Naruto no tardó en preguntar cómo era eso posible, a lo que Hinata respondió con algo que yo supuse. Memoria muscular.

―Memoria muscular, ¿Qué quiere decir eso? ―cuestionó Naruto confundido, a lo que la castaña replicó animada con una sonrisa.

―Quiere decir esto ―cuando Naruto giró, tenía un par de shurikens en su dirección contra su rostro, y a solo unos centímetros de este, Naruto lanzó su cuerpo hacía atrás, esquivando las mismas y formando un puente. Y con su mirada ahora hacia el cielo nocturno, no tardó en encontrar a Rock Lee en el aire cayendo en dirección hacia él, apuntando a usar una patada.

Una mueca de horror se marcó en el rubio, quien levantó sus piernas del suelo y se lanzó hacía atrás impulsado por sus brazos, esquivando otro ataque sorpresa. Nuevamente, tan pronto se recuperó y logró tomar una posición decente, encuentra a Tenten una vez más, justo a su lado, armada con un Bo lanzando una estocada a su pecho la cual Naruto bloquea formando una cruz con sus brazos. Es empujado hacia atrás, su respiración era agitada… Pero esta ileso y con una expresión de incredulidad absoluta en su rostro.

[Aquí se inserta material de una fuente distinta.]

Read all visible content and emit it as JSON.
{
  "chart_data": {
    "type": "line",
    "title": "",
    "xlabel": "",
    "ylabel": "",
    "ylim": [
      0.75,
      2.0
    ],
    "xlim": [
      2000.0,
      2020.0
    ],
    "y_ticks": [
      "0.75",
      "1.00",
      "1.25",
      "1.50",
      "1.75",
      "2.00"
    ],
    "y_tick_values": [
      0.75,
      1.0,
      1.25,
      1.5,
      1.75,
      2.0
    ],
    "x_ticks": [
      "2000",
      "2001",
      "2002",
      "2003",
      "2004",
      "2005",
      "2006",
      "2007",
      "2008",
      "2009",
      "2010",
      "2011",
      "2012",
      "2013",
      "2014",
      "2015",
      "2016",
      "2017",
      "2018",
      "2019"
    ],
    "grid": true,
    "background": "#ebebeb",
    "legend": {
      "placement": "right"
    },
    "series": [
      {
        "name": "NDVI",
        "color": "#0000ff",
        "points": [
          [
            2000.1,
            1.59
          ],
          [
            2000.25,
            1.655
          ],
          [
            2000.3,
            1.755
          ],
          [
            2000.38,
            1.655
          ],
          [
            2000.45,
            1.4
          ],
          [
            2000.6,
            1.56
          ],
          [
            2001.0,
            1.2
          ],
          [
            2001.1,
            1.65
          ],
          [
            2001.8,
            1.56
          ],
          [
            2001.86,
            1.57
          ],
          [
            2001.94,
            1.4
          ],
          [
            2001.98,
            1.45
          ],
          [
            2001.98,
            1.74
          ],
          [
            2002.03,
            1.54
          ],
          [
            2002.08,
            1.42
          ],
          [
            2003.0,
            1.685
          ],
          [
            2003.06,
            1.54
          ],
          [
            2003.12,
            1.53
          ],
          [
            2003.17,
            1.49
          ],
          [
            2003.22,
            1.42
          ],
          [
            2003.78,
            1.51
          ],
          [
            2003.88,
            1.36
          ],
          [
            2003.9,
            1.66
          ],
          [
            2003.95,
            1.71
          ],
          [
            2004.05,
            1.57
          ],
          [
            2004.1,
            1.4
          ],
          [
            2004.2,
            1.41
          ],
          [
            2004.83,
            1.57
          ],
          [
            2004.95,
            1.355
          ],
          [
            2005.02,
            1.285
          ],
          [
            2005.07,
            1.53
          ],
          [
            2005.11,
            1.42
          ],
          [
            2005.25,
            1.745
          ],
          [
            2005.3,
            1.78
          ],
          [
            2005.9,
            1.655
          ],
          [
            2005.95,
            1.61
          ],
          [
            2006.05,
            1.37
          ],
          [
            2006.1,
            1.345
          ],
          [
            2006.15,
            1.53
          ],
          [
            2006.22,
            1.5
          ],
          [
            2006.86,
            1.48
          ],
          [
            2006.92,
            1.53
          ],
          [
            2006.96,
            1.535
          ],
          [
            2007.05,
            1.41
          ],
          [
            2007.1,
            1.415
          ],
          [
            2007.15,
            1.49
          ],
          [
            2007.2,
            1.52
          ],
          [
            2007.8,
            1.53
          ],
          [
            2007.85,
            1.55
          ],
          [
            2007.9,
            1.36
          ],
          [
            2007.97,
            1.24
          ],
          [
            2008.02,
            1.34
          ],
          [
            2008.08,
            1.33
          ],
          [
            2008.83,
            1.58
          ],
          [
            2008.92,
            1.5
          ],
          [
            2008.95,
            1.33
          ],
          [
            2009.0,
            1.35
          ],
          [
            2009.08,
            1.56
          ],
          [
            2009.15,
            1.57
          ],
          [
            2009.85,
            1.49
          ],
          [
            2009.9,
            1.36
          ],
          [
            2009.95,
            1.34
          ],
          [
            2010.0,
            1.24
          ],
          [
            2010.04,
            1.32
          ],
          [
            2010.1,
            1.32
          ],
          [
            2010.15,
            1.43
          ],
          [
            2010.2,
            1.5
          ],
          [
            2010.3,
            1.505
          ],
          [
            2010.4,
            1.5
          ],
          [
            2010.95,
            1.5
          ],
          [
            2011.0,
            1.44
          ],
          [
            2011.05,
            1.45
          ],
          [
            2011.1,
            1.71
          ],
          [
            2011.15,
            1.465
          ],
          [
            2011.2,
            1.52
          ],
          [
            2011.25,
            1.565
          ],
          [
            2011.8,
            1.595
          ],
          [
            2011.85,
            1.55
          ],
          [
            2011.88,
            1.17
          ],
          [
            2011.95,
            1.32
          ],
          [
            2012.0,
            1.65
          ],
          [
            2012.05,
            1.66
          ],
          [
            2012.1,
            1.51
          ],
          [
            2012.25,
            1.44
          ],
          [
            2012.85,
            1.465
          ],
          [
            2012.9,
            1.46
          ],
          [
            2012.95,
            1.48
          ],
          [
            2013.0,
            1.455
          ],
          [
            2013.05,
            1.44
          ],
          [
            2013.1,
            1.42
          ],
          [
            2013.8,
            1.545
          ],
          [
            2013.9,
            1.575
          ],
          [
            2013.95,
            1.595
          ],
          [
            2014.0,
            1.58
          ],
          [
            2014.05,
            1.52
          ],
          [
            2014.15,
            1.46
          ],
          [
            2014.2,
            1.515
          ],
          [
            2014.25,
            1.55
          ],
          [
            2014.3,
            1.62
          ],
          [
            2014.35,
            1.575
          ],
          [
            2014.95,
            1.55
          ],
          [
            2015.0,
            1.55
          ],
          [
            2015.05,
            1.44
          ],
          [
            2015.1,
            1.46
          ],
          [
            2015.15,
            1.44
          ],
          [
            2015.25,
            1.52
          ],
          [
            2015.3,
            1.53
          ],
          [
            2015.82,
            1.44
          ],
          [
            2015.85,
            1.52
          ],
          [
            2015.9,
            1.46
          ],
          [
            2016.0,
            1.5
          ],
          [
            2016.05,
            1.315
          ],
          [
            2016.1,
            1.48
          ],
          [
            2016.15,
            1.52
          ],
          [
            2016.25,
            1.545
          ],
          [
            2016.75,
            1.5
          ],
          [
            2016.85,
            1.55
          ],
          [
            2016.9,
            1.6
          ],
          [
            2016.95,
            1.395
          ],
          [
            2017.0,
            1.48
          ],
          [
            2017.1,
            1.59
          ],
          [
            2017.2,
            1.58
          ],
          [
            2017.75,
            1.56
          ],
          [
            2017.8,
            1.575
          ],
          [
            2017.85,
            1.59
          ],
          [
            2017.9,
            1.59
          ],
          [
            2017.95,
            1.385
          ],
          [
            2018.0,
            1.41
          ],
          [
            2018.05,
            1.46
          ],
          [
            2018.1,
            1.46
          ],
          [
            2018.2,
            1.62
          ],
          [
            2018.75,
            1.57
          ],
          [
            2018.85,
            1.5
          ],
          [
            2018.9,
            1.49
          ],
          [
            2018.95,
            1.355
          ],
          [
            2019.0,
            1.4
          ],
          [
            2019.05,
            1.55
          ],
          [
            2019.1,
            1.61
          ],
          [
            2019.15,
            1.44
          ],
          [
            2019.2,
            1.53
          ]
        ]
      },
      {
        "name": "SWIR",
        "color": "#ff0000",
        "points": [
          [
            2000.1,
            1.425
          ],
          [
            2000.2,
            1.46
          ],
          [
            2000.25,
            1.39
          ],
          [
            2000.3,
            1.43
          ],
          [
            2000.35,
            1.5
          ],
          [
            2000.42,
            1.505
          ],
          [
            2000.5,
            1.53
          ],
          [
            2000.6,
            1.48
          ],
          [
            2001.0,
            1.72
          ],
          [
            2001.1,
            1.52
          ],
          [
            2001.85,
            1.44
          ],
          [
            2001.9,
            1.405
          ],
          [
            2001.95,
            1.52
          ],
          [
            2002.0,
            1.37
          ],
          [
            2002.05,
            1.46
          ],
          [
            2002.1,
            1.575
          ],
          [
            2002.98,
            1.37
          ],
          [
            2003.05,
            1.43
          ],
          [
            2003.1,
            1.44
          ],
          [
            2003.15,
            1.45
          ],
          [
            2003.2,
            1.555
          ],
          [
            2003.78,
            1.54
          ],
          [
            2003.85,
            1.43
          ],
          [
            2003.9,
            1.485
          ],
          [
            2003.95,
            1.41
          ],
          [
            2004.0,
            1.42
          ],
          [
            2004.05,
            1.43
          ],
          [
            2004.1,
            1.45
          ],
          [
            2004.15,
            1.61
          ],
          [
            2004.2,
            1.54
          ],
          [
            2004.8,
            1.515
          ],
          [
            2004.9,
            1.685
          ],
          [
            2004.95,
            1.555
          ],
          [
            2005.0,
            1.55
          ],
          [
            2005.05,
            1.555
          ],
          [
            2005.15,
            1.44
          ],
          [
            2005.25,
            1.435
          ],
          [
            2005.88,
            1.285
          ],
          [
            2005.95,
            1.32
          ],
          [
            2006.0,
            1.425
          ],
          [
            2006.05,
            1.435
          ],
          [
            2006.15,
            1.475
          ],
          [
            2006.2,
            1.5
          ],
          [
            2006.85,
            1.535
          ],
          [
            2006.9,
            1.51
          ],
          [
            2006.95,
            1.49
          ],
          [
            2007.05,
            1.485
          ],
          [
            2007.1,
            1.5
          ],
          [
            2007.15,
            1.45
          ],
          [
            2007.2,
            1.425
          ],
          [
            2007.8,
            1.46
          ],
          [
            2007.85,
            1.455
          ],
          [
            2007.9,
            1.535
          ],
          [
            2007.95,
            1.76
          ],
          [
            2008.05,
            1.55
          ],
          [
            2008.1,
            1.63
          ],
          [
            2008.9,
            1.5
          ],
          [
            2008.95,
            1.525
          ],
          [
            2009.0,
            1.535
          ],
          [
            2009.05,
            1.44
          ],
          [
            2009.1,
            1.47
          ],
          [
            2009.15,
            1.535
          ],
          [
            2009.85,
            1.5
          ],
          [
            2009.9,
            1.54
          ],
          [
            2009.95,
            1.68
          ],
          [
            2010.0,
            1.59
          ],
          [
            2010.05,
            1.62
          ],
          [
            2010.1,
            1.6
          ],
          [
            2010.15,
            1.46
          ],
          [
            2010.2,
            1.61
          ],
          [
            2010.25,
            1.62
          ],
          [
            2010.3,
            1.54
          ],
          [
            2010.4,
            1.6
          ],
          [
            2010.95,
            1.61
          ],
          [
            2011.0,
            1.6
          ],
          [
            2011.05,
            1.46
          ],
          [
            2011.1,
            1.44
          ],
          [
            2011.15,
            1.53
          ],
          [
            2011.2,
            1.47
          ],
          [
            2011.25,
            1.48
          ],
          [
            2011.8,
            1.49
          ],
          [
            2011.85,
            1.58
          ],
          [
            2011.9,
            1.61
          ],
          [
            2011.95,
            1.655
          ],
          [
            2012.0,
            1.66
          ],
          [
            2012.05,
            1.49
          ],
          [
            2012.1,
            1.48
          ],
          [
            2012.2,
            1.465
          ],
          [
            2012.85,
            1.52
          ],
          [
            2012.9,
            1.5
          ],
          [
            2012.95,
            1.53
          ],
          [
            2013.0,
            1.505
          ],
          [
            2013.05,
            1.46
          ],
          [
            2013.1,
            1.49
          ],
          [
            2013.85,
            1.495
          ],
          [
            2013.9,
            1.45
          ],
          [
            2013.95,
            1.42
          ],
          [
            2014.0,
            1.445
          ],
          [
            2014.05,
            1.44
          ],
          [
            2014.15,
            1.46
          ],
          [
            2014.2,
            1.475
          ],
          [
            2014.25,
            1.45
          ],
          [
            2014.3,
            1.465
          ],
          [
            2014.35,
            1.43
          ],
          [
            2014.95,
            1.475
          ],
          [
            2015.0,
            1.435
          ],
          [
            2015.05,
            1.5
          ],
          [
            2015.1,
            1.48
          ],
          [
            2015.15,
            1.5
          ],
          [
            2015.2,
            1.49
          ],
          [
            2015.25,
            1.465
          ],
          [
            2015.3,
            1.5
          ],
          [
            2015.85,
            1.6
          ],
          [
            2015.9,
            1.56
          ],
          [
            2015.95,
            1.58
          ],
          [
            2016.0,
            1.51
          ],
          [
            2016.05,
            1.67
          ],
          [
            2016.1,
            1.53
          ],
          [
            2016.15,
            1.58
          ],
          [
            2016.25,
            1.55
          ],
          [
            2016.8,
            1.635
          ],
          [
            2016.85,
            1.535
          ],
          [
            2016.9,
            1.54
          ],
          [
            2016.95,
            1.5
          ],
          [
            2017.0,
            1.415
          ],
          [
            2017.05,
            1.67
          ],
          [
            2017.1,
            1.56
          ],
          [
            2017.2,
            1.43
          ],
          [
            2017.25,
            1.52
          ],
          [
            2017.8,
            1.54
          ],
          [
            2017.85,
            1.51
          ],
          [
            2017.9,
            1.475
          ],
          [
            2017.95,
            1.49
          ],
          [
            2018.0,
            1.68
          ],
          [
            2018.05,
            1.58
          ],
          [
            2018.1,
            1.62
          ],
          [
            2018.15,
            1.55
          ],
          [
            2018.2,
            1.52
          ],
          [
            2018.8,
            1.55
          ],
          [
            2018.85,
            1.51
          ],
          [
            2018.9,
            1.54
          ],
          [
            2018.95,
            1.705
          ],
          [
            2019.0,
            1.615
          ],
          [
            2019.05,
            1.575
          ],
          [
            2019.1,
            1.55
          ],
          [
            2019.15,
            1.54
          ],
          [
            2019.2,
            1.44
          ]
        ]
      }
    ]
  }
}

―Co-como… ―cuestionó Naruto, bajando su guardia con sus brazos temblorosos― Como hice todo eso… ―el sensei tomó una vez más la palabra.

―Ya te dijimos Naruto, memoria muscular. Quizás tu mente haya olvidado tu entrenamiento como tal. Pero cuando entrenas tan seguido, cuando repites una y otra vez los mismos movimientos, estos se vuelven permanentemente parte de ti, se convierten en reflejos ―explicó Guy apacible. Una enorme sonrisa se dibujaba en el rostro de Naruto.

―Y que estamos esperando, ¡Comencemos ya el entrenamiento! ―pronunció emocionado, más de lo que jamás lo había visto desde que despertó.

―¡Así se habla Naruto-kun, que arda el espíritu de la juventud! ―exclamó el chico Lee alzando su puño, gestó que Naruto imitó; haciendo que Tenten renegara y Hinata y Guy soltaran una suave risa― ¡Comencemos con algo suave Naruto-kun, demos doscientas vueltas al campo de entrenamiento!

Y Naruto se congeló… estoy cien por ciento seguro que su pensamientos en ese instante fueron "¿Suave?" "¿Doscientas?" Sin embargo, el ver al chico Lee con la cabeza enterrada en el suelo del golpe que le conectó su compañera, así como el sermón que le daba en ese momento cambiaron radicalmente los pensamientos de Naruto. Lo sé porque los compartió.

«Creo…» me dijo «Creo que lo primero que necesito aprender es que enoja a cada una de estas mujeres…»

«¿Y eso?» pregunté divertido.

«Para evitar que golpeen tan seguido» respondió, a lo cual tuve que contener la carcajada que se desató en mi interior. Lo primero positivo que vi salir de su amnesia, la velocidad que terminó por desarrollar algo que antes le tomó años. Sentido común.